MGM Resorts International (MGM) reported its fourth-quarter 2010 adjusted loss of 20 cents per share as compared with the Zacks Consensus Estimate of 22 cents loss per share and the year-earlier loss of 21 cents.

On a GAAP basis, net loss per share was 29 cents compared with a loss of 98 cents in the comparable quarter prior year. The reported quarter’s loss includes a 7-cent per share reduction in the company’s income tax benefit from providing reserves for certain state-level deferred tax assets. The prior-year quarter’s results included impairment charges of 73 cents per share, related to the company’s undeveloped land holdings in Atlantic City.

On a GAAP basis, loss per share in 2010 was $3.19 versus a loss of $3.41 per share in 2009.

Net revenue excluding reimbursement costs, mainly related to the company’s management of CityCenter, slipped 1% year over year to $1.53 billion but surpassed the Zacks Consensus Estimate of $1.49 billion.

For full-fiscal 2010, net revenue excluding reimbursement costs was $6.29 billion, down 3.8% year over year.

Inside the Headline Numbers

Total casino revenue tumbled 3% year over year due to lower revenues from table games. MGM Resorts’ table games volume dropped 13%. The overall table games hold, as a percentage of turnover, in the quarter, was near the low end of the company’s normal range of 18% to 22%. The percentage was slightly lower on a year-over-year basis. However, revenues from slots increased 2% during the quarter.

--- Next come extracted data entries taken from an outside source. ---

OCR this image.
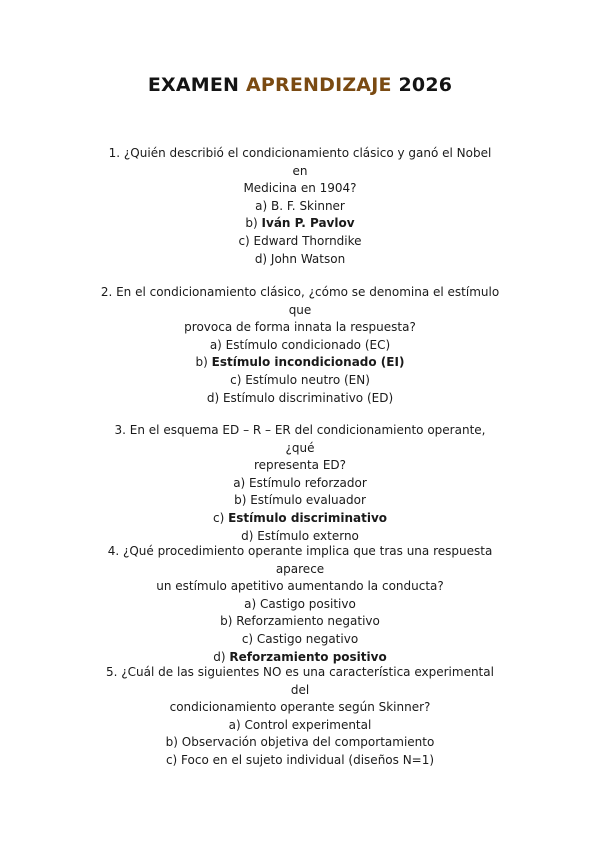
EXAMEN APRENDIZAJE 2026

1. ¿Quién describió el condicionamiento clásico y ganó el Nobel en

Medicina en 1904?

a) B. F. Skinner

b) Iván P. Pavlov

c) Edward Thorndike

d) John Watson

2. En el condicionamiento clásico, ¿cómo se denomina el estímulo que

provoca de forma innata la respuesta?

a) Estímulo condicionado (EC)

b) Estímulo incondicionado (EI)

c) Estímulo neutro (EN)

d) Estímulo discriminativo (ED)

3. En el esquema ED – R – ER del condicionamiento operante, ¿qué

representa ED?

a) Estímulo reforzador

b) Estímulo evaluador

c) Estímulo discriminativo

d) Estímulo externo

4. ¿Qué procedimiento operante implica que tras una respuesta aparece

un estímulo apetitivo aumentando la conducta?

a) Castigo positivo

b) Reforzamiento negativo

c) Castigo negativo

d) Reforzamiento positivo

5. ¿Cuál de las siguientes NO es una característica experimental del

condicionamiento operante según Skinner?

a) Control experimental

b) Observación objetiva del comportamiento

c) Foco en el sujeto individual (diseños N=1)
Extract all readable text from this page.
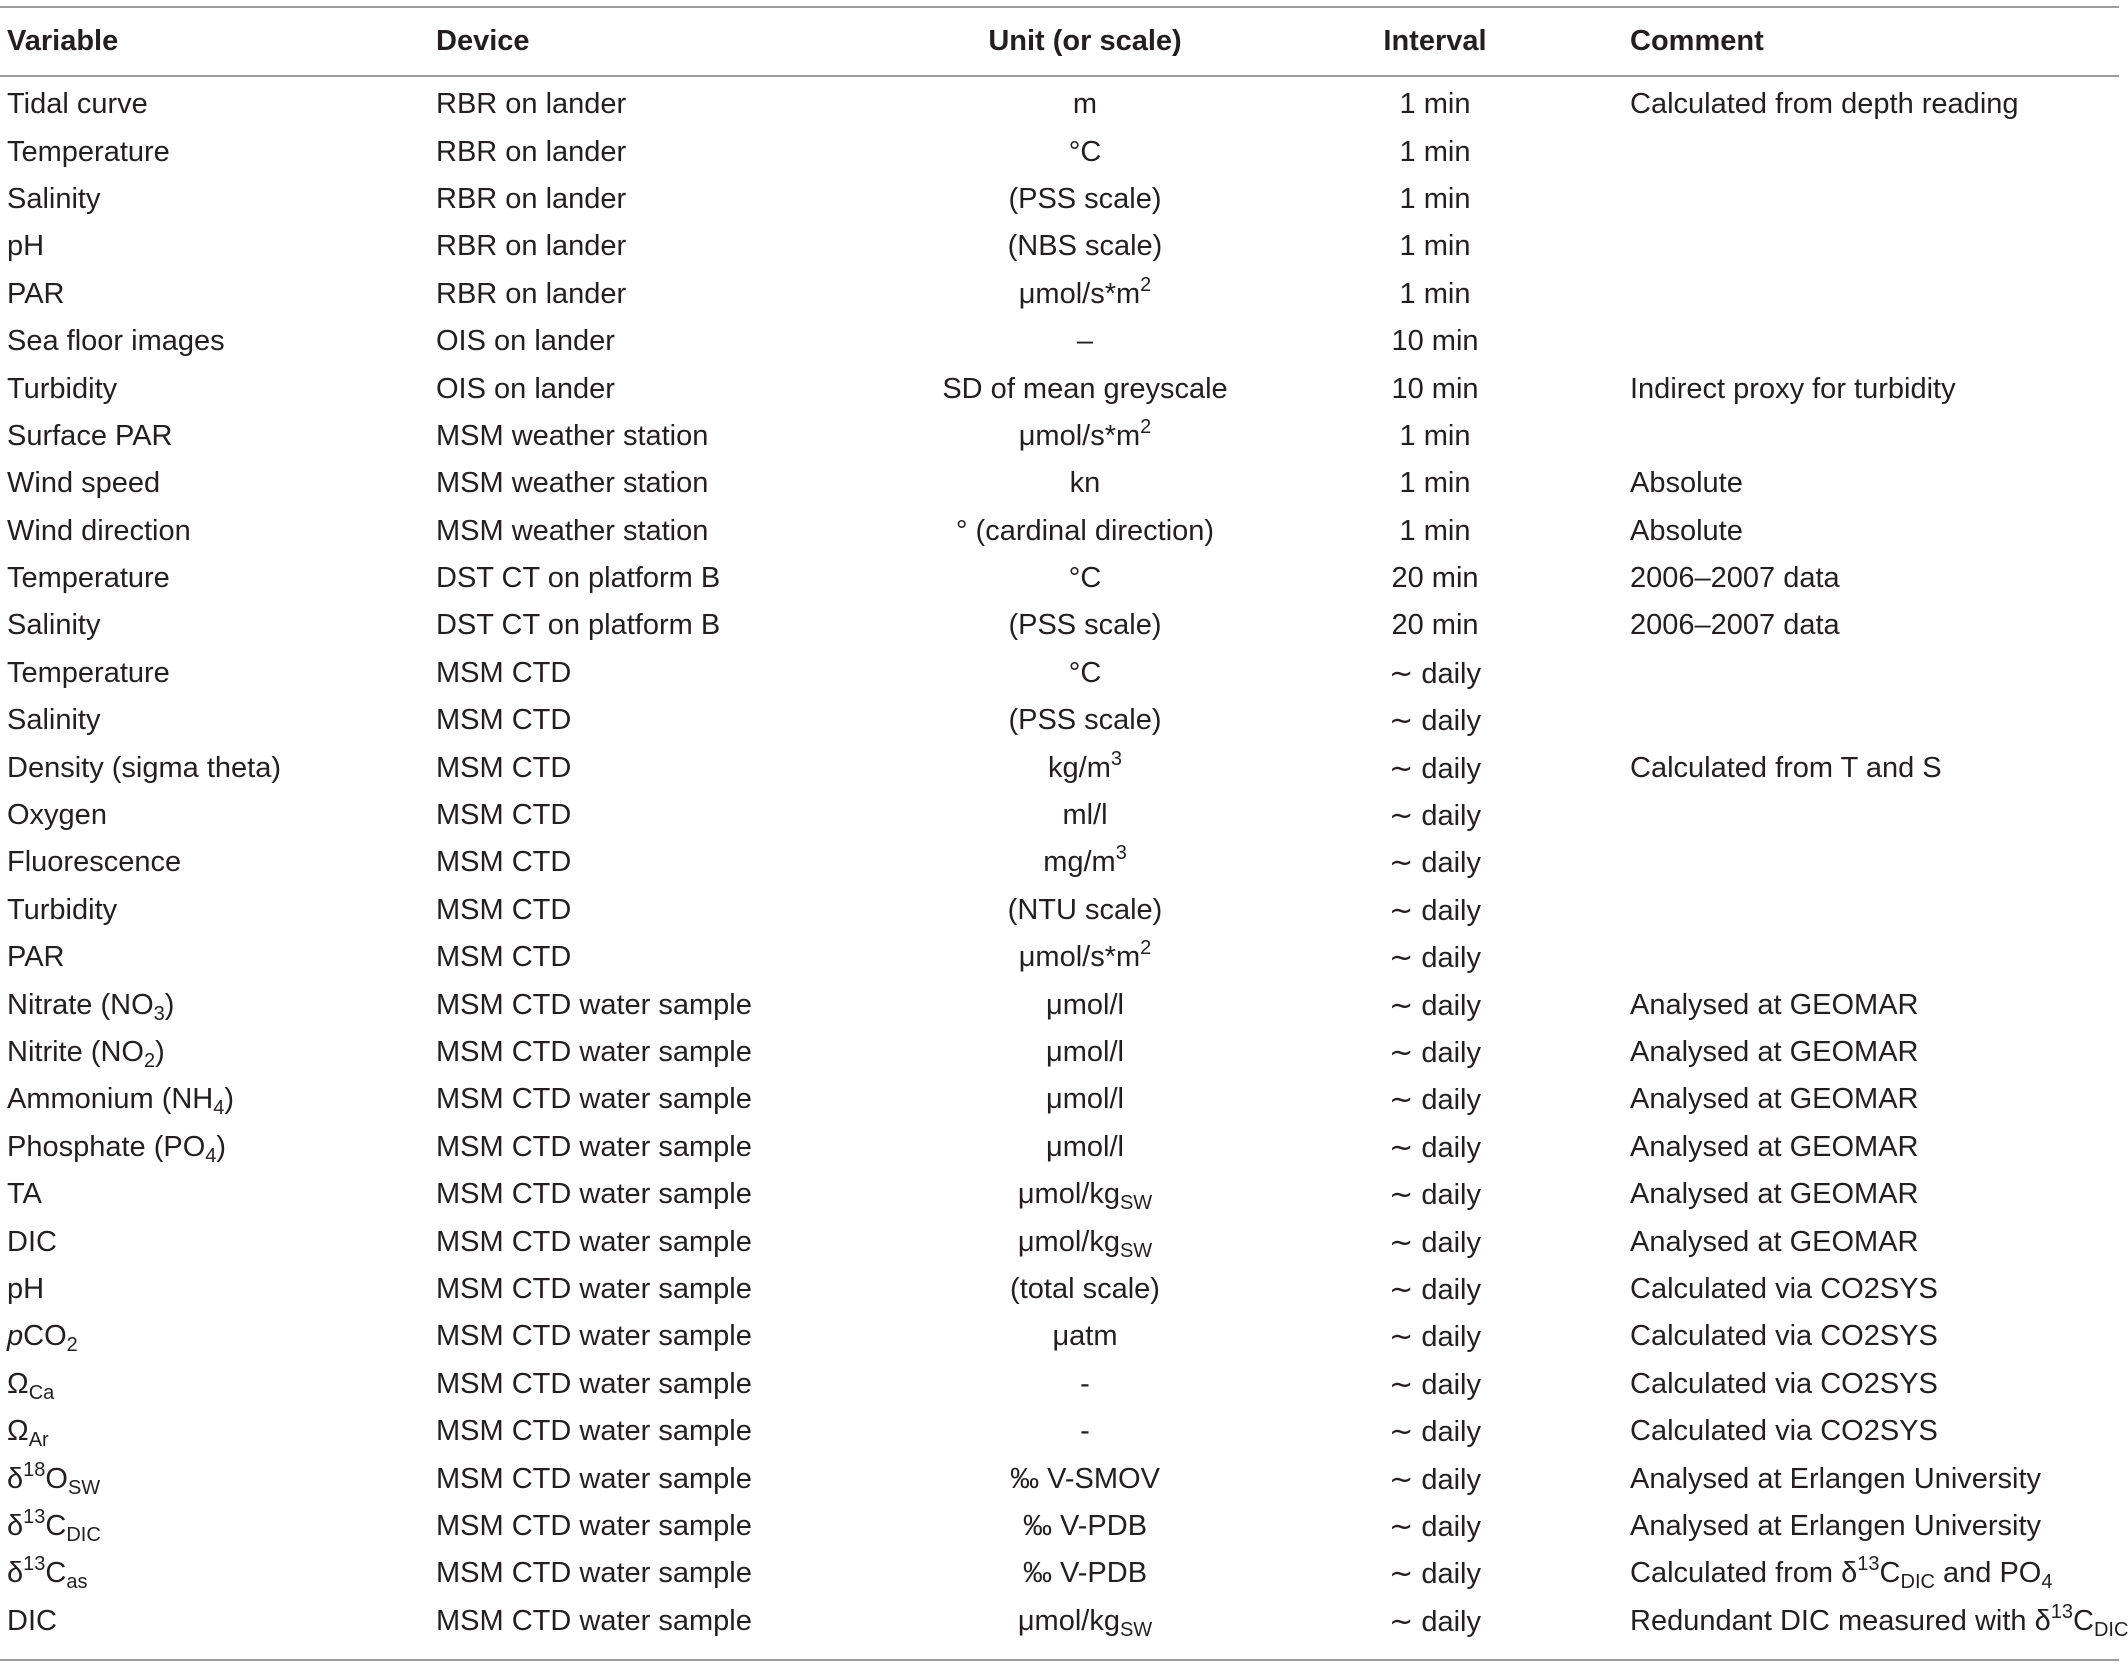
Variable	Device	Unit (or scale)	Interval	Comment
Tidal curve	RBR on lander	m	1 min	Calculated from depth reading
Temperature	RBR on lander	°C	1 min	
Salinity	RBR on lander	(PSS scale)	1 min	
pH	RBR on lander	(NBS scale)	1 min	
PAR	RBR on lander	μmol/$s*m^2$	1 min	
Sea floor images	OIS on lander	–	10 min	
Turbidity	OIS on lander	SD of mean greyscale	10 min	Indirect proxy for turbidity
Surface PAR	MSM weather station	μmol/$s*m^2$	1 min	
Wind speed	MSM weather station	kn	1 min	Absolute
Wind direction	MSM weather station	° (cardinal direction)	1 min	Absolute
Temperature	DST CT on platform B	°C	20 min	2006–2007 data
Salinity	DST CT on platform B	(PSS scale)	20 min	2006–2007 data
Temperature	MSM CTD	°C	∼ daily	
Salinity	MSM CTD	(PSS scale)	∼ daily	
Density (sigma theta)	MSM CTD	$kg/m^3$	∼ daily	Calculated from T and S
Oxygen	MSM CTD	ml/l	∼ daily	
Fluorescence	MSM CTD	$mg/m^3$	∼ daily	
Turbidity	MSM CTD	(NTU scale)	∼ daily	
PAR	MSM CTD	μmol/$s*m^2$	∼ daily	
Nitrate $(NO_3)$	MSM CTD water sample	μmol/l	∼ daily	Analysed at GEOMAR
Nitrite $(NO_2)$	MSM CTD water sample	μmol/l	∼ daily	Analysed at GEOMAR
Ammonium $(NH_4)$	MSM CTD water sample	μmol/l	∼ daily	Analysed at GEOMAR
Phosphate $(PO_4)$	MSM CTD water sample	μmol/l	∼ daily	Analysed at GEOMAR
TA	MSM CTD water sample	μmol/$kg_{SW}$	∼ daily	Analysed at GEOMAR
DIC	MSM CTD water sample	μmol/$kg_{SW}$	∼ daily	Analysed at GEOMAR
pH	MSM CTD water sample	(total scale)	∼ daily	Calculated via CO2SYS
pCO$_2$	MSM CTD water sample	μatm	∼ daily	Calculated via CO2SYS
$\Omega_{Ca}$	MSM CTD water sample	-	∼ daily	Calculated via CO2SYS
$\Omega_{Ar}$	MSM CTD water sample	-	∼ daily	Calculated via CO2SYS
$\delta^{18}O_{SW}$	MSM CTD water sample	‰ V-SMOV	∼ daily	Analysed at Erlangen University
$\delta^{13}C_{DIC}$	MSM CTD water sample	‰ V-PDB	∼ daily	Analysed at Erlangen University
$\delta^{13}C_{as}$	MSM CTD water sample	‰ V-PDB	∼ daily	Calculated from $\delta^{13}C_{DIC}$ and $PO_4$
DIC	MSM CTD water sample	μmol/$kg_{SW}$	∼ daily	Redundant DIC measured with $\delta^{13}C_{DIC}$
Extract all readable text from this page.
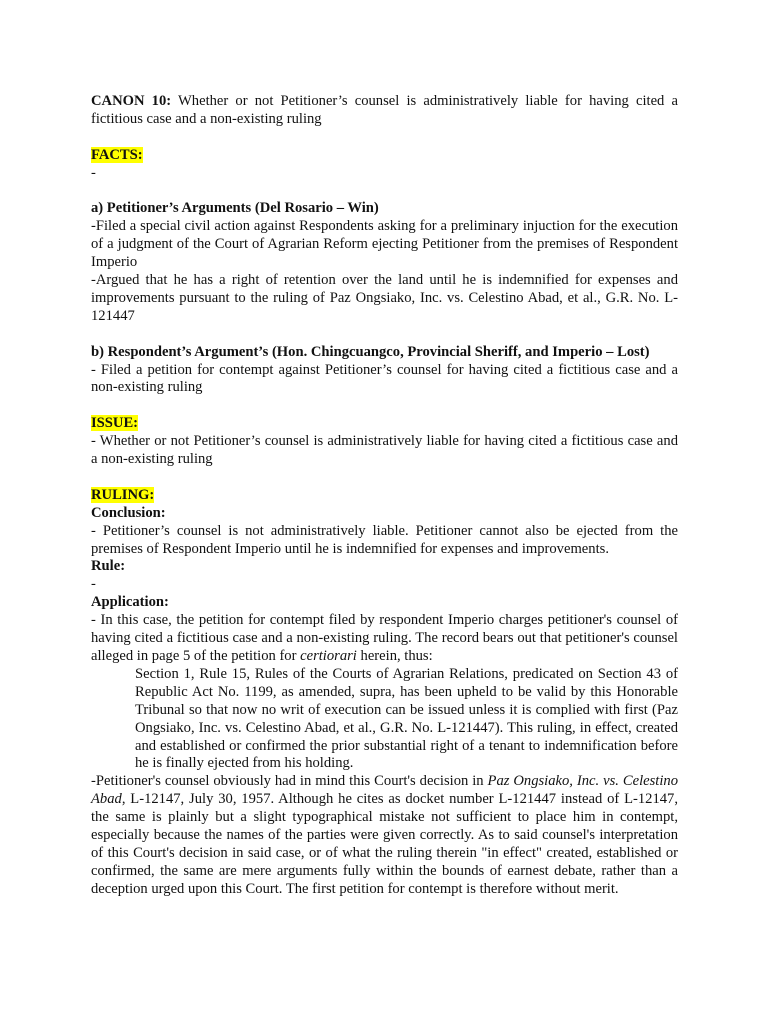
CANON 10: Whether or not Petitioner’s counsel is administratively liable for having cited a fictitious case and a non-existing ruling

FACTS:

-

a) Petitioner’s Arguments (Del Rosario – Win)

-Filed a special civil action against Respondents asking for a preliminary injuction for the execution of a judgment of the Court of Agrarian Reform ejecting Petitioner from the premises of Respondent Imperio

-Argued that he has a right of retention over the land until he is indemnified for expenses and improvements pursuant to the ruling of Paz Ongsiako, Inc. vs. Celestino Abad, et al., G.R. No. L-121447

b) Respondent’s Argument’s (Hon. Chingcuangco, Provincial Sheriff, and Imperio – Lost)

- Filed a petition for contempt against Petitioner’s counsel for having cited a fictitious case and a non-existing ruling

ISSUE:

- Whether or not Petitioner’s counsel is administratively liable for having cited a fictitious case and a non-existing ruling

RULING:

Conclusion:

- Petitioner’s counsel is not administratively liable. Petitioner cannot also be ejected from the premises of Respondent Imperio until he is indemnified for expenses and improvements.

Rule:

-

Application:

- In this case, the petition for contempt filed by respondent Imperio charges petitioner's counsel of having cited a fictitious case and a non-existing ruling. The record bears out that petitioner's counsel alleged in page 5 of the petition for certiorari herein, thus:

Section 1, Rule 15, Rules of the Courts of Agrarian Relations, predicated on Section 43 of Republic Act No. 1199, as amended, supra, has been upheld to be valid by this Honorable Tribunal so that now no writ of execution can be issued unless it is complied with first (Paz Ongsiako, Inc. vs. Celestino Abad, et al., G.R. No. L-121447). This ruling, in effect, created and established or confirmed the prior substantial right of a tenant to indemnification before he is finally ejected from his holding.

-Petitioner's counsel obviously had in mind this Court's decision in Paz Ongsiako, Inc. vs. Celestino Abad, L-12147, July 30, 1957. Although he cites as docket number L-121447 instead of L-12147, the same is plainly but a slight typographical mistake not sufficient to place him in contempt, especially because the names of the parties were given correctly. As to said counsel's interpretation of this Court's decision in said case, or of what the ruling therein "in effect" created, established or confirmed, the same are mere arguments fully within the bounds of earnest debate, rather than a deception urged upon this Court. The first petition for contempt is therefore without merit.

Revenues from rooms, excluding the impact of resort fees, fell 5% primarily on account of Las Vegas Strip where RevPAR (revenue per available room) dropped 2% and occupancy decreased from 86% to 84%. Had resort fees been included, room revenues and REVPAR would have been up 1% and 2%, respectively. Apart from Mirage, all properties posted decreases in RevPAR. CityCenter and Aria generated revenues of $257 million and $198 million, respectively.

MGM Resorts recorded an operating income of $107 million compared with an operating loss of $487 million in the year-earlier quarter. The 2009 quarter included a $548 million impairment charge related to the company’s Atlantic City land and $25 million related to its share of CityCenter’s pre-opening costs.

The operating loss related to CityCenter was partially offset by MGM Macau, which posted an operating income of $119 million, significantly up from the prior-year quarter. However, Aria was aided by high table games hold percentage, which was near the high end of its expected range and led to adjusted property EBITDA of $30 million.

Financial Position

At quarter-end, MGM Resorts’ total cash balance was $499.0 million. Total debt outstanding was $12.0 billion.

Our Take

We believe MGM Resorts is ideally positioned to take advantage of both domestic and international opportunities, and is executing well on its business strategy. The Las Vegas operation has not fully recovered, but it has begun to stabilize. MGM Macau registered robust growth the reported quarter with Aria ramping up its operating performance. However, we remain cautious on CityCenter, which continues to struggle.

MGM Resorts’ close competitors Las Vegas Sands Corp. (LVS) and Wynn Resorts Ltd.(WYNN) recently reported their fourth-quarter 2010 earnings. Both companies outpaced the Zacks Consensus Estimates reflecting strong performance at Macau business. We believe Macau will drive the future of the casino companies before Las Vegas fully recovers.